A recent study by Dr. Andria Jones-Bitton of the Ontario Veterinary College of the University of Guelph reinforces the findings of Canadian studies in 1993 and 2005, indicating a high percentage of farmers feel stress, anxiety and depression. Results from the study are currently being analyzed further, with the expectation of establishing a provincial stress support program for Ontario. Canada has no national stress phone line for farmers, but some provinces have farmer stress lines (i.e. Saskatchewan Farm Stress Line) and community stress or suicide lines. Canada could take a page from other countries who are ahead of us in this area. Examples are New York Farm Net, Scotland’s “How are Ewe?” program initiated by a young farmer group, Australia’s “R U OK Day”. In the competitive business of farming, it is important to show compassion and work together as a supportive industry and be less self-absorbed. Already there have been positive effects to these campaigns. In recent years a critical drop in milk prices in Australia resulted in herd dispersals and farm foreclosures, but armed with an education program and some practical tools, farmers provided emotional support to each other and reached out, aware of the impact of the economic and psychosocial stress on their neighbours.
It is disturbing that many efforts in Canada to study and deal with stress in agriculture are well-meaning and show promise, but fizzle out due to the short term nature of government funding. PrioNet Canada is one example, where long term work was needed but the network was disbanded after a few years of good progress. Part of its work was following community impacts of BSE, not just financial impacts but on the ground long term chronic stress. Although it was thought to be primarily a cattle problem, BSE heavily impacted the sheep industry. I remember taking sheep to auction shortly after BSE in Canada was announced, and receiving $10 per ewe. Randy Eros, Canadian Sheep Federation chair in 2004, said the sheep industry was hit harder than beef. About 140,000 lambs destined for US markets had to be sold domestically when the US border closed to all ruminants from Canada. Prices plummeted. The CSF requested that a scrapie eradication plan be put in place with the assistance of the government. It is fortunate that today we do have a scrapie eradication plan. We need to be vigilant regarding emerging issues than can not only impact the viability and profitability of the sheep industry, but also the health and welfare of our sheep farmers and ranchers and their stock.
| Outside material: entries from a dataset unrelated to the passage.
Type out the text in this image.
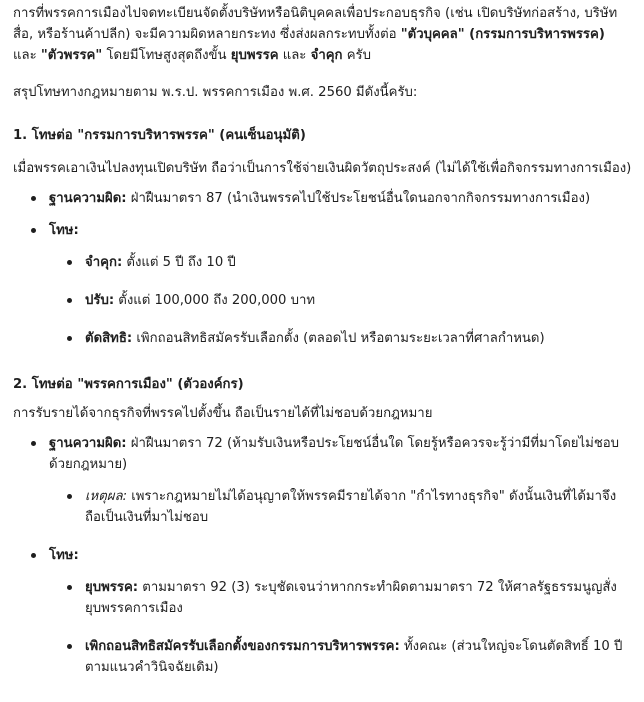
การที่พรรคการเมืองไปจดทะเบียนจัดตั้งบริษัทหรือนิติบุคคลเพื่อประกอบธุรกิจ (เช่น เปิดบริษัทก่อสร้าง, บริษัทสื่อ, หรือร้านค้าปลีก) จะมีความผิดหลายกระทง ซึ่งส่งผลกระทบทั้งต่อ "ตัวบุคคล" (กรรมการบริหารพรรค) และ "ตัวพรรค" โดยมีโทษสูงสุดถึงขั้น ยุบพรรค และ จำคุก ครับ

สรุปโทษทางกฎหมายตาม พ.ร.ป. พรรคการเมือง พ.ศ. 2560 มีดังนี้ครับ:

1. โทษต่อ "กรรมการบริหารพรรค" (คนเซ็นอนุมัติ)

เมื่อพรรคเอาเงินไปลงทุนเปิดบริษัท ถือว่าเป็นการใช้จ่ายเงินผิดวัตถุประสงค์ (ไม่ได้ใช้เพื่อกิจกรรมทางการเมือง)

ฐานความผิด: ฝ่าฝืนมาตรา 87 (นำเงินพรรคไปใช้ประโยชน์อื่นใดนอกจากกิจกรรมทางการเมือง)
โทษ:
จำคุก: ตั้งแต่ 5 ปี ถึง 10 ปี
ปรับ: ตั้งแต่ 100,000 ถึง 200,000 บาท
ตัดสิทธิ: เพิกถอนสิทธิสมัครรับเลือกตั้ง (ตลอดไป หรือตามระยะเวลาที่ศาลกำหนด)
2. โทษต่อ "พรรคการเมือง" (ตัวองค์กร)

การรับรายได้จากธุรกิจที่พรรคไปตั้งขึ้น ถือเป็นรายได้ที่ไม่ชอบด้วยกฎหมาย

ฐานความผิด: ฝ่าฝืนมาตรา 72 (ห้ามรับเงินหรือประโยชน์อื่นใด โดยรู้หรือควรจะรู้ว่ามีที่มาโดยไม่ชอบด้วยกฎหมาย)
เหตุผล: เพราะกฎหมายไม่ได้อนุญาตให้พรรคมีรายได้จาก "กำไรทางธุรกิจ" ดังนั้นเงินที่ได้มาจึงถือเป็นเงินที่มาไม่ชอบ
โทษ:
ยุบพรรค: ตามมาตรา 92 (3) ระบุชัดเจนว่าหากกระทำผิดตามมาตรา 72 ให้ศาลรัฐธรรมนูญสั่งยุบพรรคการเมือง
เพิกถอนสิทธิสมัครรับเลือกตั้งของกรรมการบริหารพรรค: ทั้งคณะ (ส่วนใหญ่จะโดนตัดสิทธิ์ 10 ปี ตามแนวคำวินิจฉัยเดิม)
The Guelph Study shows that many Canadian farmers feel stress, indicating a vulnerability of farmers to the next crisis. Although other countries have been building resources to improve resiliency in the farm community, Canada lacks committed resources to help farmers and ranchers, resulting in delays in getting help. The One Welfare conference was a good first step to help Canada move forward into a One Welfare Initiative which can increase the awareness of stress in the farm community and its impacts on farm families, farm profitability and human and animal welfare and find ways to improve all-around wellness.